Puisque ces réflexions intimes autorisent la confidence des sentiments personnels, je ne crains pas de dire que les bois et autres beaux sites solitaires m’inspirent quelque sympathie secrète, mais peu de confiance ; je ne les crois pas très bonnes à l’homme fiévreux des sociétés contemporaines. Ce cas presque spécial, et au total assez étroit, se rattache, selon moi, à un principe général qui fait, à tort ou à raison, partie de mes croyances : « La lutte est entre la nature et la société, comme entre la liberté et le sacrifice. » Or je n’hésite pas à mettre le sacrifice au-dessus de la liberté.

Malgré ces bonnes raisons, ou, du moins, malgré ces raisons que je crois bonnes, s’il m’était donné de passer à l’application, je conserverais parmi les forêts celles qui avoisinent les grandes villes comme Paris.

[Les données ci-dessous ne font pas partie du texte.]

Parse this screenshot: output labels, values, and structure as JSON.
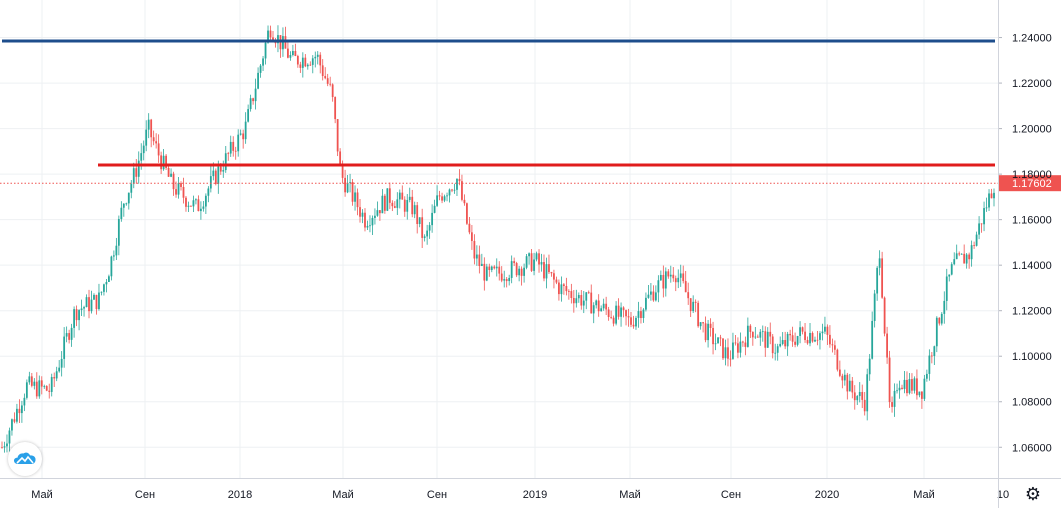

Napoléon conserva la Trappe pour les grandes infortunes. Par un motif analogue, et, ce me semble, plus large, il est à souhaiter que nos belles forêts des environs de Paris, celle de Fontainebleau surtout, demeurent éternellement debout près de cette seconde ville éternelle. C’est qu’il y a des jours où ce Paris est pire qu’une Thébaïde pour les âmes fatiguées ; c’est qu’il y a des instants où nous sommes tellement épuisés des sollicitations de la vie factice, qu’il faut à tout prix aller respirer l’air et le silence des bois, comme des poitrinaires boivent du lait d’ânesse. Et puis, nous avons nos savants, nos poètes, nos peintres, nos musiciens, nos amants, à qui ces bois sont nécessaires. Cela me paraît plus universel et plus humain que de conserver la Trappe à quelques mystiques infortunes.

Ajouterai-je que, pour un petit nombre d’âmes robustes et saines, les grands aspects de la nature sont un perpétuel memento qui ramène l’homme au profond, au social sentiment de l’égalité ?

HIPPOLYTE CASTILLE

Hippolyte Castille, né le 8 novembre 1820 à Montreuil (Pas-de-Calais) et mort le 26 septembre 1886 à Luc-sur-Mer (Calvados), est un journaliste et écrivain français.

Il collabora à divers journaux et revues, dont L’Esprit public avec Léonce Dupont, le Musée des familles et Le Corsaire, et fonda Le Travail intellectuel et La République française.